Performance is one of the key issues to be considered when choosing a set of controls, because a mature application with a rich UI, but slow is not something that one would work with.


WPF is known for UI benefits they bring, but what about performance? I had the opportunity to work on several projects WPF, two stand out for long implementation time and magnitude of the product itself, where performance was vital.

WPF was not created to be efficient „by design”. Binding is the mechanism that underlines WPF but for each binding to be made, it requires memory. When it comes to complex screens with multiple controls, each subpart is linked to a data object, it is observed that there is a cost for all its advantages.

Another problem occurs in hierarchical data when the data context changes. Propagation is descending on all levels, and binding recovery takes time. This can become visible to the user, and an alternative is not always at hand. Unfortunately, you cannot see an advance of Microsoft to improve controls, and as evidence of this is that the best improvement it brought in this direction in .Net Framework 4.5 is virtualization of TreeView. Roadmap for WPF can be confirmed only briefly, so it is unclear what the future in this direction is, given that Silverlight, although promising at one point, was suddenly interrupted.

A parallel is often encountered between WPF and WinRT, and not for unfounded reasons. Both are based on XAML and similar API, but WinRT has been designed in a manner of performance. A WPF accumulated baggage left behind and has a native C + + API. From C# (or JavaScript) native components are called and this is felt in the reaction time.

In Windows 7 SDK there is a series of profiling application, which allow us to analyze at run-time how WPF applications behave and what optimizations can be made to enhance performance.

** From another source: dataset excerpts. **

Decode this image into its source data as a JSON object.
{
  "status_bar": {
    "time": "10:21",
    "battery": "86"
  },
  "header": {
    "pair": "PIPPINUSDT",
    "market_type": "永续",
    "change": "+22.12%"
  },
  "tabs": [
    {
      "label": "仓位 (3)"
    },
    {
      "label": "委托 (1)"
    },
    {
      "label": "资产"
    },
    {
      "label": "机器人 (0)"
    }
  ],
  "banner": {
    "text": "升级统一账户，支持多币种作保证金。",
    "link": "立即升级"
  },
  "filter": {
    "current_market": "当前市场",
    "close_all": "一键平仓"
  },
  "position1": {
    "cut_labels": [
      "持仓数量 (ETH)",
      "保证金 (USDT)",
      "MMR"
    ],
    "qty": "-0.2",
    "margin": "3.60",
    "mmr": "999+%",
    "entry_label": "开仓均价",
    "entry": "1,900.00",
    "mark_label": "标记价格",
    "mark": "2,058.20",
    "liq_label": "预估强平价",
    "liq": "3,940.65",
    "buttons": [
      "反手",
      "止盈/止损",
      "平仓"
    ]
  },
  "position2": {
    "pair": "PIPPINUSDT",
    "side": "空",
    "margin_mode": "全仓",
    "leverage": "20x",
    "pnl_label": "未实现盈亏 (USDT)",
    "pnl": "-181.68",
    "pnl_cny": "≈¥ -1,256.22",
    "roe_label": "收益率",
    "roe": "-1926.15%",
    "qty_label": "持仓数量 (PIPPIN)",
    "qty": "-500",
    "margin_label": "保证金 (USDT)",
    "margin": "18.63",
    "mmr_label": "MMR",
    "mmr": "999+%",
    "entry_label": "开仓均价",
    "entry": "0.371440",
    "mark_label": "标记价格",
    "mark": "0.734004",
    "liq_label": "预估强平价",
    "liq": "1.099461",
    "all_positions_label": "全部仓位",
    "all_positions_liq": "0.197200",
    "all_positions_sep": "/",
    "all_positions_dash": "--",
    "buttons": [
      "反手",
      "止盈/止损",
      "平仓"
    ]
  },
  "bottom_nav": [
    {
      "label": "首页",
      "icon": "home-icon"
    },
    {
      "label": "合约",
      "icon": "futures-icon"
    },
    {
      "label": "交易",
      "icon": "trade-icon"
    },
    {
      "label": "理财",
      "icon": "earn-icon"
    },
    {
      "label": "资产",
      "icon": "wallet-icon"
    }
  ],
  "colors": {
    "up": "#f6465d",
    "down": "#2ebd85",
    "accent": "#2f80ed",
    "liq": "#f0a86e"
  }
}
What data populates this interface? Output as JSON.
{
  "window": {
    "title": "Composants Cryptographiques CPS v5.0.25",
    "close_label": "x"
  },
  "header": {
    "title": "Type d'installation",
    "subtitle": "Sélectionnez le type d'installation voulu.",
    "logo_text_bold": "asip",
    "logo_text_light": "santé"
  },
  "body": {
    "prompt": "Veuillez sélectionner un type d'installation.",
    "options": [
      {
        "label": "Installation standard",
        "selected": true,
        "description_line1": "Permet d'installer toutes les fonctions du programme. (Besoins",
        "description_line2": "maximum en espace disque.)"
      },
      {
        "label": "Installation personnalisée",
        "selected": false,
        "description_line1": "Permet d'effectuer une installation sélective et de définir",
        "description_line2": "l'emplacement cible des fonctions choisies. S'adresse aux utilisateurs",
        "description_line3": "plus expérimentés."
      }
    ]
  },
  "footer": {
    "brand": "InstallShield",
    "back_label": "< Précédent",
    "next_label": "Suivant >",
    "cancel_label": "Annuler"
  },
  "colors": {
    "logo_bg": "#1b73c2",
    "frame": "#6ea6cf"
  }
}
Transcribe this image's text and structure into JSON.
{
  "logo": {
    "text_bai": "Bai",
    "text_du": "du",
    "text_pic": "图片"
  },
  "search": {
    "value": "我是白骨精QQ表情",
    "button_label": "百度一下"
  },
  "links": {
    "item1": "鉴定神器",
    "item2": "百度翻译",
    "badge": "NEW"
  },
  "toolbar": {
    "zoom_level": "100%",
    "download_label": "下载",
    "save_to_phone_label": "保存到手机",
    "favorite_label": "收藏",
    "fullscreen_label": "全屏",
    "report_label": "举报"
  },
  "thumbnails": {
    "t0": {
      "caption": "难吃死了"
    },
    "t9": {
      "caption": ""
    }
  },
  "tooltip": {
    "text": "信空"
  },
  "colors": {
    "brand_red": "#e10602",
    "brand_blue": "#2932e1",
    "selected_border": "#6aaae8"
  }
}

In this series there are two components that are worth mentioning.

Perforator – analyzes how your application is rendering. It displays a set of graphs which allow to analyze in a very specific manner how each subpart of a screen is rendered and find potential problems. Charts provided by Perforator are: refresh rate analysis, software and hardware intermediate rendering changes, and video memory consumption.

Visual Profiler – presents performance issues in the context of how the layout was built over the application. Visual hierarchy is drilled down from high-level objects (such as buttons and TextBlock s) to the low-level (such as lines and ellipses). Rather than describing graphs showing performance problems, Visual Profiler describes problems using Visual representation of objects (in a similar way to how UISpy works).

As the software developer community is growing there is fierce competition between software solutions. I think it will eventually reduce to performance. This criteria will make the difference between a performant software and one used because it’s widely distributed, used solely because there is no alternative. Responsiveness of a program will be the satisfaction factor required, and the user begins to be educated and demand more and more in this direction.